The 30th Michigan Environmental Justice Summit honors activist progress
The School for Environment and Sustainability hosted its annual Michigan Environmental Justice Summit on Thursday. About 700 students, faculty and Ann Arbor residents gathered in the Rackham Auditorium to honor the 30th Anniversary of the “Incidence of Environmental Hazards Conference,” the 1990 conference that sparked high-level government meetings and contributed to the formation of an Environmental Protection Agency special task force under the Clinton administration.
The panelists on the National Panel of EJ Game Changers began by recognizing and celebrating the progress that environmental justice has made over time. While the movement first gained traction in 1982 through an Black community’s protest against a local waste landfill, it has now been expanded nationwide as more marginalized communities began to fight for their environmental rights.
Panelist Charles Lee, a senior policy adviser at the EPA, mentioned that the issue of environmental justice did not have a name when he first started working, but as communities have empowered themselves, real changes have been made and more scholarly work has been produced in the area.
Beverly Wright, panelist and founder of the Deep South Center for Environmental Justice, also commented on how advocates and scholars have sparked policy changes that aid communities nationwide.
“If you think nothing has changed, this is light years in terms of the difference between the way we interact with government,” Wright said. “We literally had to lock EPA people in a room to listen to us. It was tough.”

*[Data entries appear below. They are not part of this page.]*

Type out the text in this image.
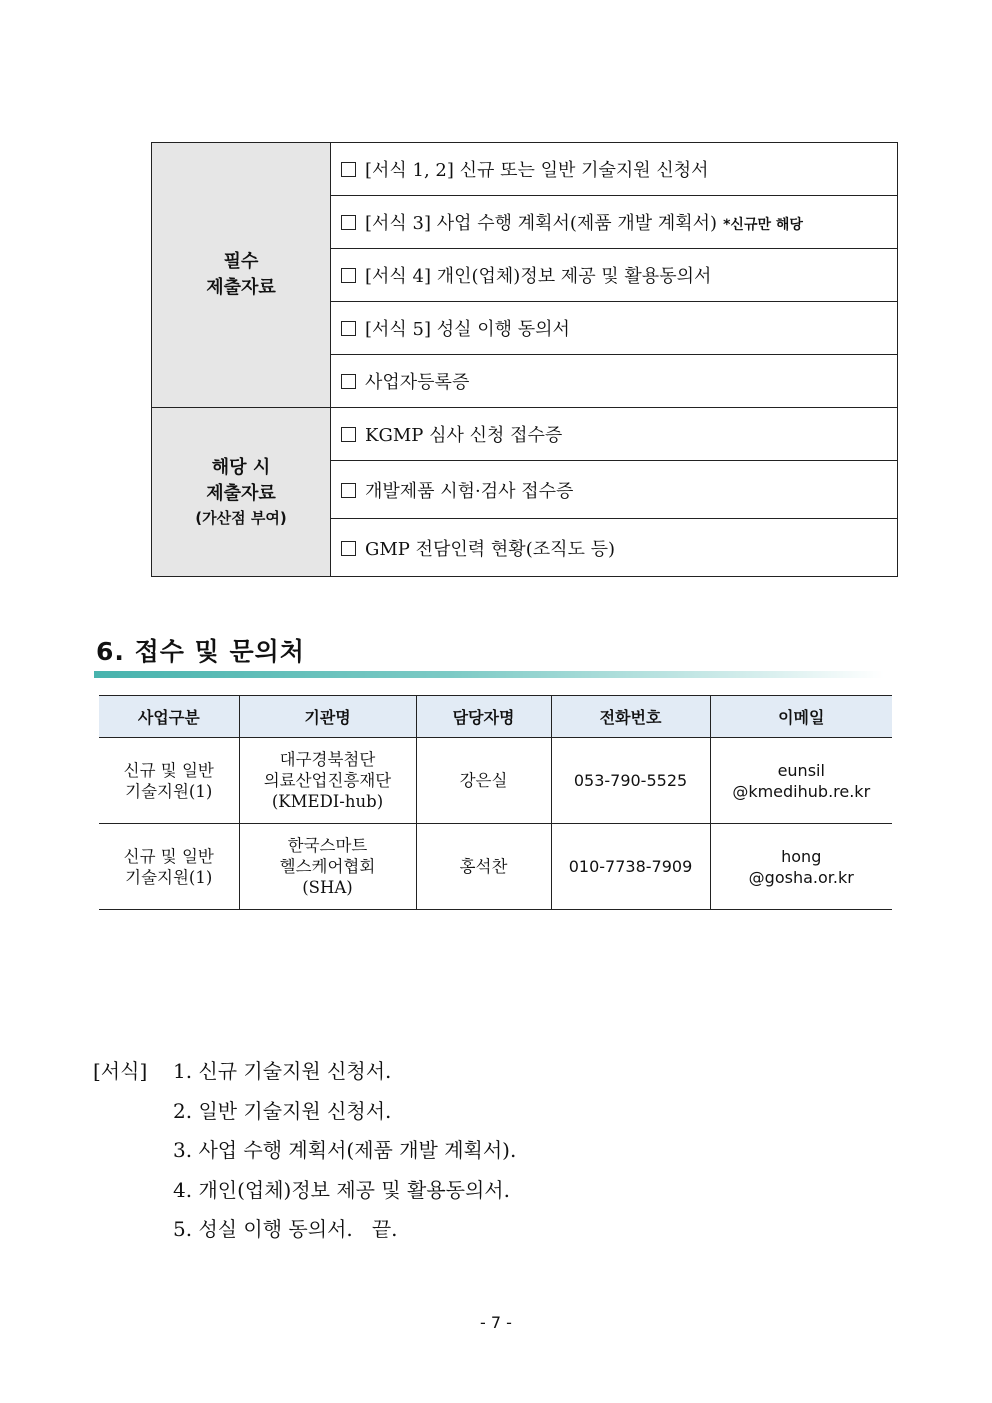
필수
제출자료	[서식 1, 2] 신규 또는 일반 기술지원 신청서
	[서식 3] 사업 수행 계획서(제품 개발 계획서) *신규만 해당
	[서식 4] 개인(업체)정보 제공 및 활용동의서
	[서식 5] 성실 이행 동의서
	사업자등록증

해당 시
제출자료
(가산점 부여)	KGMP 심사 신청 접수증
	개발제품 시험·검사 접수증
	GMP 전담인력 현황(조직도 등)
6. 접수 및 문의처
사업구분	기관명	담당자명	전화번호	이메일

신규 및 일반
기술지원(1)	대구경북첨단
의료산업진흥재단
(KMEDI-hub)	강은실	053-790-5525	eunsil
@kmedihub.re.kr

신규 및 일반
기술지원(1)	한국스마트
헬스케어협회
(SHA)	홍석찬	010-7738-7909	hong
@gosha.or.kr
[서식] 1. 신규 기술지원 신청서.
2. 일반 기술지원 신청서.
3. 사업 수행 계획서(제품 개발 계획서).
4. 개인(업체)정보 제공 및 활용동의서.
5. 성실 이행 동의서.   끝.
- 7 -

Wright recounted how she first made a connection between justice and activism when she first witnessed the effects of local pollution on Black communities and pointed to racial segregation as one of the causes of such suffering.
“Why are we the only ones living fence line with these (chemical plants)? That’s when I made the justice connection,” Wright said. “I was always upset, but then I got angry.”
The panelists said some environmental activists failed to identify the racial and social facets of their movement. Rhiana Gunn-Wright, panelist and a lead architect of the Green New Deal, remarked on the prevalence of such a norm during her experience working on the Green New Deal.
“I started truly seeing how much people wanted to combat the climate crisis without ever touching justice,” Gunn-Wright said. “And I didn’t realize that that tendency was so deep.”
In an interview with The Daily, SEAS professor Paul Mohai, an organizer of the 1990 conference, gave the opening remarks for the panel, discussed how while the first conference 30 years ago focused on bringing attention to the issue, the current conference does more to examine the disproportionate health effects between different communities.
Robert Bullard, known as the “Father of Environmental Justice,” expressed his confidence in students as changemakers in the future and expanded on the focusing on inequalities in environment justice to The Daily.
“This country is segregated, and so is pollution,” Bullard said. “What we have been fighting for in environmental justice is to make sure that no community is disproportionately impacted by pollution.”
Michelle Martinez, who served as the moderator for the panel, touched on her work as an activist and highlighted the importance of action to The Daily.
“Communities make change. Communities change laws. Mobilizations change laws,” Martinez said. “The big things that happen in the United States all were because of people, not because somebody in the capital had a good idea.”
After the talk, Rackham student Stephanie Szemetylo expressed her enthusiasm to integrate more about sustainability into her own discipline.
“It was energizing to see the connectivity between the different panelists, the embeddedness of the field,” Szemetylo said. “Hopefully I can bring design into that environmental justice space.”